Your doctor may order some diagnostic tests and treatments after speaking with you and going over your medical history, such as:

Blood analysis: Blood tests may suggest that you have an excess of uric acid or calcium. The results of a blood test allow your doctor to look for additional medical issues while also monitoring the condition of your kidneys. A blood test will show how your kidneys are functioning, and screen for biochemical problems that may lead to kidney stones.

Urine analysis: In addition to checking the levels of stone-forming chemicals and indications of infection that cause kidney stones, the excretion of too many stone-forming minerals or insufficient amounts of stone-preventing chemicals may be detected by the 24-hour urine collection test. 

Image analysis: A kidney stone’s size, shape, location, and number can be determined by using imaging tests like an X-ray, CT scan, and ultrasound of the urinary system. These tests assist your doctor in determining the best course of treatment for you. Computerized tomography (CT) with high-speed or dual energy may be able to detect even tiny stones. Simple abdominal X-rays are less often used since they have a higher chance of missing tiny kidney stones.

Analysis of passed stones: This information is used by your doctor to identify the cause of your kidney stones and to develop a plan to stop further stone formation.

The two treatment options are medication or surgery. Your doctor will determine the type of treatment most suitable if necessary because some tiny kidney stones might pass from your body. This may cause severe discomfort. 

Medication: Drugs could be recommended to help the ureter relax so the stone can pass easily, also to reduce the discomfort and in some cases control nausea and over-the-counter drug like ibuprofen or an IV painkiller may be suggested by your healthcare professional.

Control nausea and vomiting. To help the stones pass, relax your ureter. Tamsulosin (Flomax®) and nifedipine (Adamant® or Procardia®) are two drugs that are frequently recommended.

Surgery: Minimally invasive treatments like Shockwave lithotripsy, Percutaneous Nephrolithotripsy, and Ureteroscopy are commonly used to break and extract kidney stones.
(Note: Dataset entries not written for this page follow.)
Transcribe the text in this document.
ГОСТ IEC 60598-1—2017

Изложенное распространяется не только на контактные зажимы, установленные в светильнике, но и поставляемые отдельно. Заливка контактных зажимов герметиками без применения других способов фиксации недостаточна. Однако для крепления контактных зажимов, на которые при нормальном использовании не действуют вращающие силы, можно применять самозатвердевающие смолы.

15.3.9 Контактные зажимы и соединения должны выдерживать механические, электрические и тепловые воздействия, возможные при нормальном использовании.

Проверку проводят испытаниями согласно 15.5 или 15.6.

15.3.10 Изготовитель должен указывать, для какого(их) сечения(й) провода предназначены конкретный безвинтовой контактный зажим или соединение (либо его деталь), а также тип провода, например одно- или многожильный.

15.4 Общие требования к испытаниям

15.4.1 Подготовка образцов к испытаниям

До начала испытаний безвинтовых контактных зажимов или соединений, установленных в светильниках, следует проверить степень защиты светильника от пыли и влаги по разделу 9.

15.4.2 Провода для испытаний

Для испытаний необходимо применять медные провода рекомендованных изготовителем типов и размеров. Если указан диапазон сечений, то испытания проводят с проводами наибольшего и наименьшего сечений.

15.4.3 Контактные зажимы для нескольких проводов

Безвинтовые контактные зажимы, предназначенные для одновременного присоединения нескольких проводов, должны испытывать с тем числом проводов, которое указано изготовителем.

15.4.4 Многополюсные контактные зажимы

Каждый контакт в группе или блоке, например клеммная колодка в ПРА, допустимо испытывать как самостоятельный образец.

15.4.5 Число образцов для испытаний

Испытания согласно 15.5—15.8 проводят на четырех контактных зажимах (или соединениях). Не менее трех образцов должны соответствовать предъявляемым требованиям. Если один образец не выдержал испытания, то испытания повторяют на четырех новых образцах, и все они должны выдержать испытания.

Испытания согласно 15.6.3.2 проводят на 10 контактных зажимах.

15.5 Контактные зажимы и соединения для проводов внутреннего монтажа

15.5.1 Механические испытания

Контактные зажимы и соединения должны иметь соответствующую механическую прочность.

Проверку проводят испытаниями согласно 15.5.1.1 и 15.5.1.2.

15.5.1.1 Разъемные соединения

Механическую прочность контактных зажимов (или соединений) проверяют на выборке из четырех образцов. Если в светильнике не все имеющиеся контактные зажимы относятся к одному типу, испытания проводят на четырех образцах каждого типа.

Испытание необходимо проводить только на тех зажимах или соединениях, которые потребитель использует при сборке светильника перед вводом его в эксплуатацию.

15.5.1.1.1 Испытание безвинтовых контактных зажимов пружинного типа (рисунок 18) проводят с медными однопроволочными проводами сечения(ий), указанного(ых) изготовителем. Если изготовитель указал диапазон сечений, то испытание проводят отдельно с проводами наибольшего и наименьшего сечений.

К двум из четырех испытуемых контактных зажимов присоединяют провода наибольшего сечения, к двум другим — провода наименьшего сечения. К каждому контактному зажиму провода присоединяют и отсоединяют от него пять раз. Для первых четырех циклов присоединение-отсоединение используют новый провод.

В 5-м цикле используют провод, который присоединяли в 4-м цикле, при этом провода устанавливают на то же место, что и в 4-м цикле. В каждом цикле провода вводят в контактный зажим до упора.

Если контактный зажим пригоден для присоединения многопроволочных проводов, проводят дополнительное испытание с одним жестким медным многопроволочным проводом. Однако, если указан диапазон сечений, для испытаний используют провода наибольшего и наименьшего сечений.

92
Open stone surgery compared to minimally invasive procedures, is now very rarely performed globally because of its invasive nature. However, open stone surgery is still an option in developing countries like Nigeria.


If you are experiencing kidney stone symptoms, don’t wait to contact your doctor. Although kidney stones by themselves cannot result in mortality, however, severe damage may result, if they remain in the body for an extended period of time.